Haitians desperately need a new hurricane alert system because communications were largely destroyed by January's devastating earthquake, experts warned Monday. Scientists from 30 countries focused on how to improve meteorological services in Haiti to prevent further disasters as they began three days of meetings in Bermuda. "One of the areas they will be looking at will be better communications and dissemination possibilities," Robert Masters of the World Meteorological Organization told AFP by telephone as the hurricane committee convened. Masters said about 80 percent of Haitians would normally be informed of any imminent hurricane or storm threat by turning on their televisions or tuning in on their radios. "But now with the earthquake this was reduced to 20 percent because people don't have electricity, don't have television and radios," he said. "So it's important to find new ways to disseminate information to be sure people are warned in the face of severe weather." The scientists are expected to recommend, when the meeting wraps up on Wednesday, that governments providing aid to Haiti seek to create a storm alert system to ensure new disaster is averted.

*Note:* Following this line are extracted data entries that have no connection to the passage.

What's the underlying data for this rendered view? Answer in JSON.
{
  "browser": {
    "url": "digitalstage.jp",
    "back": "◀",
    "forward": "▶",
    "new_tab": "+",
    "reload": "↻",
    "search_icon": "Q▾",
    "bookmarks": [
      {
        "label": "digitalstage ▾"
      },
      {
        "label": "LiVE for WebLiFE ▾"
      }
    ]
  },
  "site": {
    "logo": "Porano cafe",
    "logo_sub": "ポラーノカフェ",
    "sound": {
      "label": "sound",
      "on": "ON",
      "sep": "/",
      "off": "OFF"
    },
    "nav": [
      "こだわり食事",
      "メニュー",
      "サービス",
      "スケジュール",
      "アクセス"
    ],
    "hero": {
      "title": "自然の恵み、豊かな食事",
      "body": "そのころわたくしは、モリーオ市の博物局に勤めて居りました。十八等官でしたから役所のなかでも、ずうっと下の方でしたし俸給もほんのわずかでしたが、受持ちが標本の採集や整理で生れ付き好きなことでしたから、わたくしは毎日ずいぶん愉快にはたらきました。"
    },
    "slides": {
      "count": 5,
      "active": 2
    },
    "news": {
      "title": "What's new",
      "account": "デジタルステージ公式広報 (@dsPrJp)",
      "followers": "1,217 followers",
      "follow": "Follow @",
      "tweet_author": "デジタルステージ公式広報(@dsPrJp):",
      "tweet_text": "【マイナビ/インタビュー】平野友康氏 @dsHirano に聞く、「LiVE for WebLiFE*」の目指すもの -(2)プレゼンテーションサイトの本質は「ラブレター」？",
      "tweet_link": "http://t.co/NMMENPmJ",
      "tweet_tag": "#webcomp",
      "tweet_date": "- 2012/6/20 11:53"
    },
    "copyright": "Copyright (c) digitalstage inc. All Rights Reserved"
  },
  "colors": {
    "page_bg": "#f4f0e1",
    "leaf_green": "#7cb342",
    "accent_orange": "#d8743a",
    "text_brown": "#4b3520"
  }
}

Haiti, which shares the Caribbean island of Hispaniola with the Dominican Republic is often hit by storms during the June to November hurricane season. The Western hemisphere's poorest nation, Haiti is also poorly equipped to deal with hurricanes because massive deforestation has left it with few moisture-absorbing tropical forests. International aid groups have for weeks warned about the onset of the Caribbean's rainy season, which begins in earnest late April, followed by the potentially disastrous hurricane season. Violent storms could turn fields where homeless Haitians are camping out into unsanitary pools of overflowing sewage and trigger mudslides and flooding that would threaten precarious post-quake settlements made of tents and flimsy plastic. In the 2008 hurricane season, Haiti was pounded by four storms that left more than 800,000 people homeless and devastated its agriculture. Last year, Haiti, the Caribbean, and the US mainland were spared any major storms during a relatively calm hurricane season. But the devastating earthquake that struck the country January 12 flattened most of the capital Port-au-Prince, killing more than 220,000 people and destroying half the nation's economy, according to government estimates. Another 1.3 million people have been left homeless since the quake.